И Марина радовалась, не знаю чему больше: шмоткам, которые я привезу из командировки, или моему будущему новому назначению — она почему-то решила, что после возвращения меня назначат завотделом политики, а это двойная зарплата и возможность ездить не в занюханную Шемаху, а в европейские столицы.
Провожать меня в аэропорт она с девочками не поехала, попрощались мы дома, ночью, я уезжал в четыре утра, за мной пришла редакционная машина.
Все это неважно, отец Александр, я вспоминаю детали, я в них живу, а на самом деле существенного значения они не имеют. Кроме журналистов, в Дубай летели работники из московского МИДа, мое место оказалось в проходе, и я не видел за окном ничего, кроме синего неба, в котором на третьем часу полета появилась белая — почему-то белая — точка. Сосед, сидевший у окна, сказал, помню: «Любопытный феномен… неопознанный летающий объект, смотрите». В следующую секунду самолет нырнул, будто подводная лодка, уклоняясь от вражеской торпеды, я обо что-то сильно ударился макушкой, а потом повалился в проход, кто-то наподдал мне ногой в грудь… Успел подумать: «Опять!» И еще: «Только бы не так больно…»
Больно не было. Наверно, все случилось мгновенно, и я ничего не успел почувствовать. Чья это была ракета? Американская? Иракская? Может, действительно НЛО? Я почувствовал, что тела у меня больше нет… опять нет… видел я только белый свет и ничего больше, боль стала светом, и светом стали звуки, и все, что я любил и помнил, обратилось в свет и застыло…
Вот так, отец Александр.
8
Я сидел за своим рабочим столом в Институте физики и смотрел в окно: на подоконнике подрались воробьи, во дворе замдиректора по общим вопросам Фатуллаев делал внушение Асадуллину, лаборанту из отдела физики твердого тела — тот уронил баллон с кислородом, подвергнув опасности не только свою никчемную жизнь, но и никчемные жизни других научных сотрудников.

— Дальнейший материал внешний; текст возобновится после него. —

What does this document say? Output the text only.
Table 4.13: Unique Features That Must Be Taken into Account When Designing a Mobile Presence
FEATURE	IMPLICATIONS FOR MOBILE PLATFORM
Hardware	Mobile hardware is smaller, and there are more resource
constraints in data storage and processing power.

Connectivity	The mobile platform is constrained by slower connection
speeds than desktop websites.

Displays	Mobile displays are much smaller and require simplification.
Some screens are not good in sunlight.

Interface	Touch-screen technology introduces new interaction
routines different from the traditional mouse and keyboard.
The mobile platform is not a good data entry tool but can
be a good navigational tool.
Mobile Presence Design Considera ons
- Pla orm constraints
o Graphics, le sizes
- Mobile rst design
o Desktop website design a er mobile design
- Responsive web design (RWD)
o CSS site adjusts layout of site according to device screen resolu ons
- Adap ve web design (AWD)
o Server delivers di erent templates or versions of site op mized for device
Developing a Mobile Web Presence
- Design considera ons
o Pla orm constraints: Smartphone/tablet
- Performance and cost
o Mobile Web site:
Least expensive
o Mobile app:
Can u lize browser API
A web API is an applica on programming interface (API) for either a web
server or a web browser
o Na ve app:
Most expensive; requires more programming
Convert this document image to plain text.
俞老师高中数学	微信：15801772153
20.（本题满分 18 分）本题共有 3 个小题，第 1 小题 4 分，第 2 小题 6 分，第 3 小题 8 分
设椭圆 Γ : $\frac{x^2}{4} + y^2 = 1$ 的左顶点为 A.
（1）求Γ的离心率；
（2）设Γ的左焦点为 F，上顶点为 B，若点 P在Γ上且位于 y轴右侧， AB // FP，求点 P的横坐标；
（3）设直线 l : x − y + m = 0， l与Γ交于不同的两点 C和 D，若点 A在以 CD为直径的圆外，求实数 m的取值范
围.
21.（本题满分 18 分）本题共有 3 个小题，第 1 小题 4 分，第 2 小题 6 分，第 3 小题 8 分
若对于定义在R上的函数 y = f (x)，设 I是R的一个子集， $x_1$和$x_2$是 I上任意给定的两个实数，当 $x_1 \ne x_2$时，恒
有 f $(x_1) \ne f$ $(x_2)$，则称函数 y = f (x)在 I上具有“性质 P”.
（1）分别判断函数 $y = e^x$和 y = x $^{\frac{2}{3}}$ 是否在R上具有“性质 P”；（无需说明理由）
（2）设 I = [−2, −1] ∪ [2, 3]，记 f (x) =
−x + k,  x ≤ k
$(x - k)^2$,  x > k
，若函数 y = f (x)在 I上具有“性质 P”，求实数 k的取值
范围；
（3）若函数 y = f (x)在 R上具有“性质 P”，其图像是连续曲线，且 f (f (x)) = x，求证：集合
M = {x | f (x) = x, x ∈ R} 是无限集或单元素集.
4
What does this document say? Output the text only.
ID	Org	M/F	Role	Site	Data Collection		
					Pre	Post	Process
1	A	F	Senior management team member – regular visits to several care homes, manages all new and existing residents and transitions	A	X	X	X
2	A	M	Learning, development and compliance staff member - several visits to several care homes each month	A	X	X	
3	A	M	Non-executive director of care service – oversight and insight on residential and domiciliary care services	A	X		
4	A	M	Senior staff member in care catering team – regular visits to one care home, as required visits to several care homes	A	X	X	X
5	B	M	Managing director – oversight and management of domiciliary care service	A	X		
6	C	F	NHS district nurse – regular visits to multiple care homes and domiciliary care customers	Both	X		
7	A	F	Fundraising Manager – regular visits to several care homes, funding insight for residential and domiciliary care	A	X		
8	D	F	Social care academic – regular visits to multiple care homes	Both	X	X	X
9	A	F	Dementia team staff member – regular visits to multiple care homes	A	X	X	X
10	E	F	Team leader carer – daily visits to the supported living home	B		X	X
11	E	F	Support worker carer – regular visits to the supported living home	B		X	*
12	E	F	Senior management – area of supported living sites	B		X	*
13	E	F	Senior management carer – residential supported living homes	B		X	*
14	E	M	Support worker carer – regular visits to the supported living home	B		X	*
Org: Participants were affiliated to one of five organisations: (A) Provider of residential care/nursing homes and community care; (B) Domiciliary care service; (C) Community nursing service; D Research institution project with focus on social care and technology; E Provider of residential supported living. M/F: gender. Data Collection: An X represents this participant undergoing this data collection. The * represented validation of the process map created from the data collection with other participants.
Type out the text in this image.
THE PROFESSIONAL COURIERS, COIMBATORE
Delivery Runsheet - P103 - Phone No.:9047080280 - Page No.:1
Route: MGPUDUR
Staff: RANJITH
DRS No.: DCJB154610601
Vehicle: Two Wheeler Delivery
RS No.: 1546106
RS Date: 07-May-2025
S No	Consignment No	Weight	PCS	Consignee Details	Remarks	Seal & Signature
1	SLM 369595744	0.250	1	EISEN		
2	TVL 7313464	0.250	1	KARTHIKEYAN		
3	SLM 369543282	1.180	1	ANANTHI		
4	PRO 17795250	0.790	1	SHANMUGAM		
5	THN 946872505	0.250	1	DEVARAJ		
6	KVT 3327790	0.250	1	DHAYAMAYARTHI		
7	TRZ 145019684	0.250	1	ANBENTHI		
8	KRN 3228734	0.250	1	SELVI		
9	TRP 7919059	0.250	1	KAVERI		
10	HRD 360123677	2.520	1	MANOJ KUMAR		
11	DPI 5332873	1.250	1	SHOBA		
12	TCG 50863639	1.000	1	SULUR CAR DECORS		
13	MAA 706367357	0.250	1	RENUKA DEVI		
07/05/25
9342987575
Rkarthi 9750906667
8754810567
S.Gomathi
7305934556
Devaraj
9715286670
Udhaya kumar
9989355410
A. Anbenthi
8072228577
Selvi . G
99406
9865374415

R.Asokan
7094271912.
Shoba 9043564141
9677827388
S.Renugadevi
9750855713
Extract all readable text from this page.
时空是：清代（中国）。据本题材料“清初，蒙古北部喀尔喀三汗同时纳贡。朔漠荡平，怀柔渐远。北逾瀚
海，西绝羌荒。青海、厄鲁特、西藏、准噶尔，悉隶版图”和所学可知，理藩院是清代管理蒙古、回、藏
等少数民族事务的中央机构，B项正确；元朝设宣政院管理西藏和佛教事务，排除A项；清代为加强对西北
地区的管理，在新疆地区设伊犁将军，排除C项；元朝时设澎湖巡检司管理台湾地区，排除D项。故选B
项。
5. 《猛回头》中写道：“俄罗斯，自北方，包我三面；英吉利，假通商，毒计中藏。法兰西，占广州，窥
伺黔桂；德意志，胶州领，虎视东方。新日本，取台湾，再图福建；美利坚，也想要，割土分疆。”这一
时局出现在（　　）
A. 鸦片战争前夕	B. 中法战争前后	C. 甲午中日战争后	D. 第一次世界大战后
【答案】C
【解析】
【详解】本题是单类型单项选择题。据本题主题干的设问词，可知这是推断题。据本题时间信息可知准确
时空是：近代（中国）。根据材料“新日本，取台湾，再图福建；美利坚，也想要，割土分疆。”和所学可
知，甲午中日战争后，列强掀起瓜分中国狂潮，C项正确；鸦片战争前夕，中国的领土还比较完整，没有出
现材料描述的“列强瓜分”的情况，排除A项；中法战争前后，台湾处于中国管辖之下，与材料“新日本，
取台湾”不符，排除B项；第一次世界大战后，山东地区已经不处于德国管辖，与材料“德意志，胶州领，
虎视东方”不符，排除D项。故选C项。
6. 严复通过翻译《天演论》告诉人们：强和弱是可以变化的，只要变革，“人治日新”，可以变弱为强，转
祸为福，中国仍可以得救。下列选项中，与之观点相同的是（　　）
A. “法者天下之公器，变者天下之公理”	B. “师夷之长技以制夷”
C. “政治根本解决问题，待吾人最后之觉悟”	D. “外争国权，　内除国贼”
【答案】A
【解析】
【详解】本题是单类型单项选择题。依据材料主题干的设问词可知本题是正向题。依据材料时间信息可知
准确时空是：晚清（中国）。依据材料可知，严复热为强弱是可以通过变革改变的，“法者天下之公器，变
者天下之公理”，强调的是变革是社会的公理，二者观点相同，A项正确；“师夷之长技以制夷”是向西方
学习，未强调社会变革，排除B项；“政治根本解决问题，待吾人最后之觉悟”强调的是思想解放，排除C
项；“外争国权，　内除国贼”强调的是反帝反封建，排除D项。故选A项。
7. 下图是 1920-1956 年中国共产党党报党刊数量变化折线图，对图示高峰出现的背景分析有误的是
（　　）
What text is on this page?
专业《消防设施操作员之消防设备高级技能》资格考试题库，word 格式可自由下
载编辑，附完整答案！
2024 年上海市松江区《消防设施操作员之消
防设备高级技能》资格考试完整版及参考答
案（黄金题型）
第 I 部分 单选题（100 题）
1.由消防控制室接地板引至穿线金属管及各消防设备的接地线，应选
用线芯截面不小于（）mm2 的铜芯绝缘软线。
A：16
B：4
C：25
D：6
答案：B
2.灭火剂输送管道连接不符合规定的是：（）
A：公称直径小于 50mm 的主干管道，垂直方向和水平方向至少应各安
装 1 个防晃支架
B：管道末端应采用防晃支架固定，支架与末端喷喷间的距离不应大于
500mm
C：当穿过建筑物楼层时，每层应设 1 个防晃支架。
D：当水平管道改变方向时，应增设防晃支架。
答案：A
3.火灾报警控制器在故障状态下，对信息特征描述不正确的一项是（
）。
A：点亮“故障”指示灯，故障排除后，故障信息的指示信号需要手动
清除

Почему-то я сначала вспомнил, что забыл по дороге на работу купить в магазине у метро «Академия Наук» полкило голландского сыра — Марина поручила, ей звонила вечером подруга, мол, сыр подвезли, с утра будут давать. В перерыв сыр, конечно, кончится, даже сейчас поздно выскакивать, ничего, скорее всего, уже не осталось.
И тут вспомнилось остальное: свет-боль, ракета, самолет, и вся моя предыдущая жизнь, только что закончившаяся нелепым и ужасным образом, и все остальные мои прожитые жизни улеглись в памяти мгновенно и определенно — как всякий раз и было со мной. С той разницей, что сейчас не возникло даже секунды удивления и страха: то ли уже привык, и перемещение не вызывало особых эмоций, как не вызывает, в принципе, эмоций любое неожиданное воспоминание — скажем, о том. как я в детстве болел скарлатиной. Болел, да, вспомнилось ни к селу ни к городу, отчего вздрагивать-то?